I'm going to do something most other comic collectors would not publicly admit -- I'm going to tell you about a comic book I had restored, and show you a pre- and post-restoration images.

It all started a few years ago when I bought a Fantastic Four #1 on eBay. The scan looked decent, the seller had good feedback and I placed a lowball bid and won. I anxiously awaited my prize. When it arrived and I gazed at it through the mylar and I was thrilled. It looked even better than the scan.

The excitement was short-lived however. When I opened the cover, I saw a few dreaded marker bleedthroughs. Yup, it had some amateur restoration.

What to do? The marker touches were small and couldn't be seen from the outside, and I did get it relatively inexpensively... it would be very difficult to get a comparable copy for even close to what I paid...

After thinking on it for a few days, the book grew on me and I decided to keep it. Sure, it had a few small marker touches, but it was my FF #1. The book was a very clean VG with nothing worse than general wear, some bends, small creases and a corner chip.

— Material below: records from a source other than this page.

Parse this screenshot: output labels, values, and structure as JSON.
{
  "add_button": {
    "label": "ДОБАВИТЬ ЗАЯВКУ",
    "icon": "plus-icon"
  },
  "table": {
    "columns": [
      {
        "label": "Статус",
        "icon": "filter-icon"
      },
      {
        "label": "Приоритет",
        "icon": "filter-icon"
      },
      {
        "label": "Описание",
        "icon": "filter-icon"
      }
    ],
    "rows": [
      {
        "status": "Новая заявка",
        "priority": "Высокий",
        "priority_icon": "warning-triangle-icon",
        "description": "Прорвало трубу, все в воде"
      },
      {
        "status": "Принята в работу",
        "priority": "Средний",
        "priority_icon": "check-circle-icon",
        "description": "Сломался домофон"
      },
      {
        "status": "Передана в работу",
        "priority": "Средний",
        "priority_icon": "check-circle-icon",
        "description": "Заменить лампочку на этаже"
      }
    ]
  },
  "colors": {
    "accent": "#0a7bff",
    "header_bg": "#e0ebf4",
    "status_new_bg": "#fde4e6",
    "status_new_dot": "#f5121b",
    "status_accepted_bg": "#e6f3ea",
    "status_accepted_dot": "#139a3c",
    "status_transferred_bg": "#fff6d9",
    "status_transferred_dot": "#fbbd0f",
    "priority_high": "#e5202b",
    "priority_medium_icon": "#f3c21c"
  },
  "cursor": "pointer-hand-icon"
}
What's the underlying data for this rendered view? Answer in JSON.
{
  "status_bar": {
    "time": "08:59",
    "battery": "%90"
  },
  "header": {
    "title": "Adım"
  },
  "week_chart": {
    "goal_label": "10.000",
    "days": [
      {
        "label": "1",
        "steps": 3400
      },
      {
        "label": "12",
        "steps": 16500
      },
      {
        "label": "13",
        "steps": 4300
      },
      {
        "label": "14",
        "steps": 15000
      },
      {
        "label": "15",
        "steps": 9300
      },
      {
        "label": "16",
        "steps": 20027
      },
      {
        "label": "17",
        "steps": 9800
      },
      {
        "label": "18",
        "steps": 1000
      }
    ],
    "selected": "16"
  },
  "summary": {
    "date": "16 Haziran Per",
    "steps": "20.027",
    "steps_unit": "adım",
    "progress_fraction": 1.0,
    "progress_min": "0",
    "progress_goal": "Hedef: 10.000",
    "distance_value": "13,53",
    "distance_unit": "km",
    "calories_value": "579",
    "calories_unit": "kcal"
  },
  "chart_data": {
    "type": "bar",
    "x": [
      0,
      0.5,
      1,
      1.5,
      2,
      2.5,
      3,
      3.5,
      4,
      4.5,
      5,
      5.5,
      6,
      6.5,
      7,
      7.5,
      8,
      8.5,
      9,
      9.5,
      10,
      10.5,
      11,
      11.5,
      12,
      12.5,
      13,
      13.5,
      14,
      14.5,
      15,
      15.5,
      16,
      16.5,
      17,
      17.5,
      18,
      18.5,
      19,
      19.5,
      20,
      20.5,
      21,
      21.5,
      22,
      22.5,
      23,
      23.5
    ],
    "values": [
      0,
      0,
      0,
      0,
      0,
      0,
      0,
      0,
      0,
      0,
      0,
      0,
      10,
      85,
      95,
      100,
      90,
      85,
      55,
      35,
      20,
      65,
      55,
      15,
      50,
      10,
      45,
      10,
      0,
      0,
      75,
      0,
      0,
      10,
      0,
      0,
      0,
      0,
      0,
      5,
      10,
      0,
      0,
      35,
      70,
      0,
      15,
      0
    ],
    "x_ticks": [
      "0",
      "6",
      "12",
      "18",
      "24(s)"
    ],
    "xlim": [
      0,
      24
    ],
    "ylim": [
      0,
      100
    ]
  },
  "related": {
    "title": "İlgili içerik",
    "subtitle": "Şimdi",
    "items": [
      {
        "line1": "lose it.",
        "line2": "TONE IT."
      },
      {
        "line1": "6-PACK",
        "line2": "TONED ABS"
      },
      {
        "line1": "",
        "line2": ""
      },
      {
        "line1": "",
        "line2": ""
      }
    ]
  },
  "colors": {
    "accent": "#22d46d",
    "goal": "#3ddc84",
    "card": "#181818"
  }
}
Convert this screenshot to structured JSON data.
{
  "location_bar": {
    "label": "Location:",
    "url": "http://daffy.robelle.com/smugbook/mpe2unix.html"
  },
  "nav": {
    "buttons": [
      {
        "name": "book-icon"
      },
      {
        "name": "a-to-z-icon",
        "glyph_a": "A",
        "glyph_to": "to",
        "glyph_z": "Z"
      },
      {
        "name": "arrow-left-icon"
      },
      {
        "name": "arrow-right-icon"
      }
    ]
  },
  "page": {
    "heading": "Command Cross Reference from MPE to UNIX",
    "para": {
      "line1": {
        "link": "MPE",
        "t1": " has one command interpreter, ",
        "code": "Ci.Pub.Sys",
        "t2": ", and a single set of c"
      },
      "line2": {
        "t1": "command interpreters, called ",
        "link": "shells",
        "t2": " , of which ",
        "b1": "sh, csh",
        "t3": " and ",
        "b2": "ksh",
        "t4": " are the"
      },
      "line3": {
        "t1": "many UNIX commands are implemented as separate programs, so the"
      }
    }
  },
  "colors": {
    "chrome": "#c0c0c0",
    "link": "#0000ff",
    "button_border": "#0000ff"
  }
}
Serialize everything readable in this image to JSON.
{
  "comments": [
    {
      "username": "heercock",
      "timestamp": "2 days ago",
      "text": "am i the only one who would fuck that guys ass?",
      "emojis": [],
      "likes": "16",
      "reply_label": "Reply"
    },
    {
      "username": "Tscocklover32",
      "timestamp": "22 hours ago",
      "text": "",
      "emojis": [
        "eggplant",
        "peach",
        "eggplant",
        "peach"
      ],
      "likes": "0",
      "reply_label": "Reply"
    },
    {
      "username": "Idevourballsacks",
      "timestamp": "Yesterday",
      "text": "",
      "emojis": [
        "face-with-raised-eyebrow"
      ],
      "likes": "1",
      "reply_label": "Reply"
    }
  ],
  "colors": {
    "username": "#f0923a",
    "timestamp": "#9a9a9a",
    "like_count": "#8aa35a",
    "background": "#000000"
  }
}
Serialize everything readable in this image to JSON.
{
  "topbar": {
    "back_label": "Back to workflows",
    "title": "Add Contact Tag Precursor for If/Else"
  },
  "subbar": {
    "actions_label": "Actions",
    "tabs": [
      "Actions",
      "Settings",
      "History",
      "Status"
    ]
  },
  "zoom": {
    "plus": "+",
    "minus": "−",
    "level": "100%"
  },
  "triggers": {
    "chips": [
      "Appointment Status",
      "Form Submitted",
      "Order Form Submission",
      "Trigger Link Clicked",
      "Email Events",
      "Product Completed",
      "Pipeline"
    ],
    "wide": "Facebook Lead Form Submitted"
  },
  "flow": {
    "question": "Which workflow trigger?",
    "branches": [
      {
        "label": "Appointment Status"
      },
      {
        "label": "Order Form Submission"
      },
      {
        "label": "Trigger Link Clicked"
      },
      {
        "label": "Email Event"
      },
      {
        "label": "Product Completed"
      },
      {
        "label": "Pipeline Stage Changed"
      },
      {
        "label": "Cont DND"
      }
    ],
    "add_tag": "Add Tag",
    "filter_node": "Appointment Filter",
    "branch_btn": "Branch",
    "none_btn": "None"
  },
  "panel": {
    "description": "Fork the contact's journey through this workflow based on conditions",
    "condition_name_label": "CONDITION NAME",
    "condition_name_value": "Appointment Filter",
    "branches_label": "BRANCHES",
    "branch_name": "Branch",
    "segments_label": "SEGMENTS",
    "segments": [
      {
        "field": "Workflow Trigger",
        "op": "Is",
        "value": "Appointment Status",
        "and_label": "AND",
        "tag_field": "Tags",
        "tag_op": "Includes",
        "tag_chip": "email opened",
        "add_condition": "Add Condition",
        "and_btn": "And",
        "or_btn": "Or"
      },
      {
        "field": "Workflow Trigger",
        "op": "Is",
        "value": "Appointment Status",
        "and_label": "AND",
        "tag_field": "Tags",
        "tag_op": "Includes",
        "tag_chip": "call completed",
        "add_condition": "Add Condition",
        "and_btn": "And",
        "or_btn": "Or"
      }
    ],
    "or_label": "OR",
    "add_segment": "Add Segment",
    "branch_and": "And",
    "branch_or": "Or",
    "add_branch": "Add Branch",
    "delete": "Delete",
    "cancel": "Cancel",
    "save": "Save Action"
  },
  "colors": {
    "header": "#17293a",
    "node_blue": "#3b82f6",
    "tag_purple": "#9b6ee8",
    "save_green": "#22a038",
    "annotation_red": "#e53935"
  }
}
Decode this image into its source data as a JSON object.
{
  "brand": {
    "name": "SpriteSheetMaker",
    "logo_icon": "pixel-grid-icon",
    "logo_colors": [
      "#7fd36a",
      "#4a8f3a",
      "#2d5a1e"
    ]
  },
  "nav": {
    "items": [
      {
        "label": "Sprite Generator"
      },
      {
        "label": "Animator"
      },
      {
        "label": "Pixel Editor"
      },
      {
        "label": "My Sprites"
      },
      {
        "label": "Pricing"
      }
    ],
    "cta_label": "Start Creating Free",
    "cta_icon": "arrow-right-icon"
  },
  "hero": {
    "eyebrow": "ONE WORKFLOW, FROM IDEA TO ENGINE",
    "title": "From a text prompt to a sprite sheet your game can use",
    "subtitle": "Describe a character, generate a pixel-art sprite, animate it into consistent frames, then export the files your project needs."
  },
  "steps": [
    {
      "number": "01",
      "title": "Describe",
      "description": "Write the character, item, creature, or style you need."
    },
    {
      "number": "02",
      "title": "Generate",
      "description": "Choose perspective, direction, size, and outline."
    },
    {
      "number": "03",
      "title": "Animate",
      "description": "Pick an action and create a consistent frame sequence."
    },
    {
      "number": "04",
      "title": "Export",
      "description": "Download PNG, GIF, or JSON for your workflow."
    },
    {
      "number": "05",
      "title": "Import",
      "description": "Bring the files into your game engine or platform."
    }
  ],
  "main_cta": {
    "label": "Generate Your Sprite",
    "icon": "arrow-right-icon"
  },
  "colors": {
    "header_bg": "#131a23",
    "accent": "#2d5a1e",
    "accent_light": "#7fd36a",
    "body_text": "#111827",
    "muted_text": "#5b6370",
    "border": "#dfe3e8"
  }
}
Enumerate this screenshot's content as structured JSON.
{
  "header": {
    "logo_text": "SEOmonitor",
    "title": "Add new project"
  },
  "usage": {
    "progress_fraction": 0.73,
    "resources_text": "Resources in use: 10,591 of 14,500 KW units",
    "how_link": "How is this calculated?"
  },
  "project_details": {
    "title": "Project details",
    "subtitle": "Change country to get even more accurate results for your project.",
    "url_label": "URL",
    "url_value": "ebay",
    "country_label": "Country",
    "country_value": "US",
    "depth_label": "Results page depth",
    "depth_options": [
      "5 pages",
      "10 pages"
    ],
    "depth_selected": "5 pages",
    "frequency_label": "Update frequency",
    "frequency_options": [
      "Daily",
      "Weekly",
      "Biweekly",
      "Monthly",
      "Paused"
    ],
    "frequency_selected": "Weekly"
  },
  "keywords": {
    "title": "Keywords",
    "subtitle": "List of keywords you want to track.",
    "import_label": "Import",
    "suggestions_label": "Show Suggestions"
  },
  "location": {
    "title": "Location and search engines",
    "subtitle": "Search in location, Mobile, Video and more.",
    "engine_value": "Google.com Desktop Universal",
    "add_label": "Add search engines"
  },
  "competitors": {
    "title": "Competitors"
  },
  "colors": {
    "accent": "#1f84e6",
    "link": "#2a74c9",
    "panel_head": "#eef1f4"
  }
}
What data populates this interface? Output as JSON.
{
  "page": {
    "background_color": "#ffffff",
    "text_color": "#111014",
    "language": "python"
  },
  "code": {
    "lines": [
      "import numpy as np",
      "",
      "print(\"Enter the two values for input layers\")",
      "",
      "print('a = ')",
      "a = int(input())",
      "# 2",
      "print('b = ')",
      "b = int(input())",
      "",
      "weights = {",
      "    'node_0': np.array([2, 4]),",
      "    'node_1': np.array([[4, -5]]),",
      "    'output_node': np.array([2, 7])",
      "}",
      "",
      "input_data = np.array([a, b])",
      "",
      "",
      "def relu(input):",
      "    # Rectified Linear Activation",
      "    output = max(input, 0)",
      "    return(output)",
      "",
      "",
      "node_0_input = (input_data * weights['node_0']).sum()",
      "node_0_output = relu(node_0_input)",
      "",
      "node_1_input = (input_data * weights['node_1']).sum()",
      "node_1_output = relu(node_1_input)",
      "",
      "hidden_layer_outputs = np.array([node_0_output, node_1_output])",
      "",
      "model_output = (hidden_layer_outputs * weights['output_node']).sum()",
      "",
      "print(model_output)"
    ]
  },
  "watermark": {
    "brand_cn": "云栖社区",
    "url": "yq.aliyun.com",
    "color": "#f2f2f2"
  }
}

After a year or so I started thinking about having a bit of professional work done on it. Heck, technically it was already restored, why not make it a bit better with a professional touch-up? The book had no major flaws, and most of the bends didn't break color -- it might benefit greatly from some minor work. So, I sent it Matt Nelson and instructed him to evaluate it for what could be done to improve the book as much as possible, yet keep it within the "Slight" restoration designation. Matt suggested a cleaning, press, fill to replace a small corner chip and a tiny bit of color touch.

I got the book back today, and here it is:

The major difference is in whiteness and brightness. The cleaning made a huge difference and actually enhanced the glossiness as well. The pressing made a significant difference as well. The only downside is that the cleaning made some of the original marker touches bleed a bit, and the bleeding is actually more visible on the inside of the front cover. (It is not significant, but it is more apparent than before.)

Now, I would say the book is a Fine- (5.5).

Here Matt's breakdown of the work done.

And a side by side slice for comparison:

For a modest fee, slight restoration increased the condition of this book at least a full point in my opinion. Best of all, my book is still 99.5% original parts.

I tell my story not to try to convince anyone that restoration is the way to go for them, but rather hopefully this will educate some about the benefits of restoration and demonstrate that restored books are not necessarily cobbled together "Frankenbooks." "Restoration" may be a dirty word in today's collecting market, but I predict there will come a day when restored books -- especially those with slight restoration -- will lose the stigma and assume their rightful place in the hobby.